The market began flirting with a base/reversal threat following 21-May’s poke above 16-May’s 92.55 initial counter-trend high discussed in 23-May’s Technical Blog.  Relative to the magnitude of the secular bear market however, this minor display of strength was of an insufficient scale to suggest anything more than another corrective hiccup.  But the extent and impulsiveness of this week’s accelerating rally above 22-Apr’s 95.25 corrective high and our key risk parameter is a game-changer that allows us to conclude 07-May’s 87.60 low as the end of AT LEAST the downtrend from last Oct’s 125.50 high and possibly the end of a 5-wave Elliott sequence that dates from Nov’16’s 176.00 high.


Moreover, the rally from 17-May’s 88.45 low detailed in the 240-min chart below looks to be a 3rd-wave that’s “extending”, meaning discernible sub-divisions on this same scale.  This suggests that this rally has a number of iterative (4th-wave) corrective setbacks and subsequent (5th-wave) resumptions of the rally before it peaks out.  As a result of this extended rally we are identifying 24-May’s 95.00 high as a minor 1st-Wave high of a smaller scale and our new short-term risk parameter that the market would not be able to fail below to maintain the impulsive integrity of this count.

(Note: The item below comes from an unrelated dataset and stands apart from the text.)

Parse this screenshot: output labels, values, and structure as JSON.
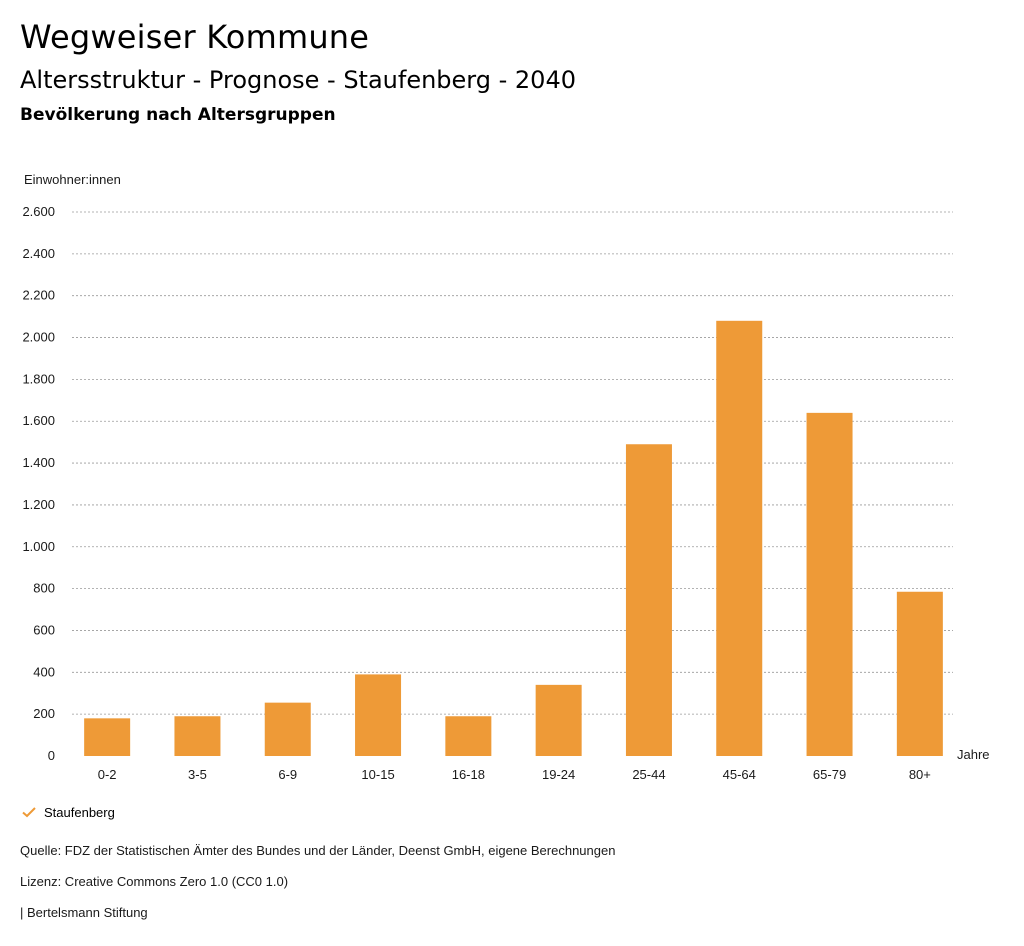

Coffee Jul '19 240 Min Chart

Coffee Daily Chart

ON a broader scale shown in the daily log chart above and weekly log chart below, the market has confirmed all the compelling and opportunistic factors of a base/reversal environment that could be major in scope, including:

  • a confirmed bullish divergence in momentum amidst
  • historically bearish levels of market sentiment/contrary opinion
  • its gross failure to sustain Mar-May’s break below a ton of former support-turned-resistance between 95.10 and 98.60 that
  • arguably completes 5-wave sequences down from last Oct’s 125.50 high AND Nov’16’s 176.00 high.

If correct, the market could be on the cusp of a major base/correction/reversal higher that could span quarters and produce gains to at least the 114-to-125-range and possibly much higher.  A failure below 07-May’s 87.60 obviously key low and new long-term risk parameter is required to negate this call.

Coffee Weekly Chart

Finally, on an even broader monthly basis, the chart below shows multiple years of support from the 101-to-102-area.  If there’s still a requisite threshold left for this reversal threat to hurdle, it would be the general 102-handle-area  Much beyond this area and the major base/reversal threat will be a considerable one warning of potentially protracted gains that could easily span quarters.

These issues considered, a new bullish policy remains advised with a failure below at least 95.00 required to threaten this call.  We anticipate further gains for the foreseeable future but beware an eventual peak to this initial (A- or 1st-Wave) rally that could usher in a (B- or 2nd-Wave) corrective rebuttal that could be extensive, offering an interim trading opportunity from the bear side and, most importantly, an eventual preferred risk/reward from the bull side that could be extraordinary for the long-term.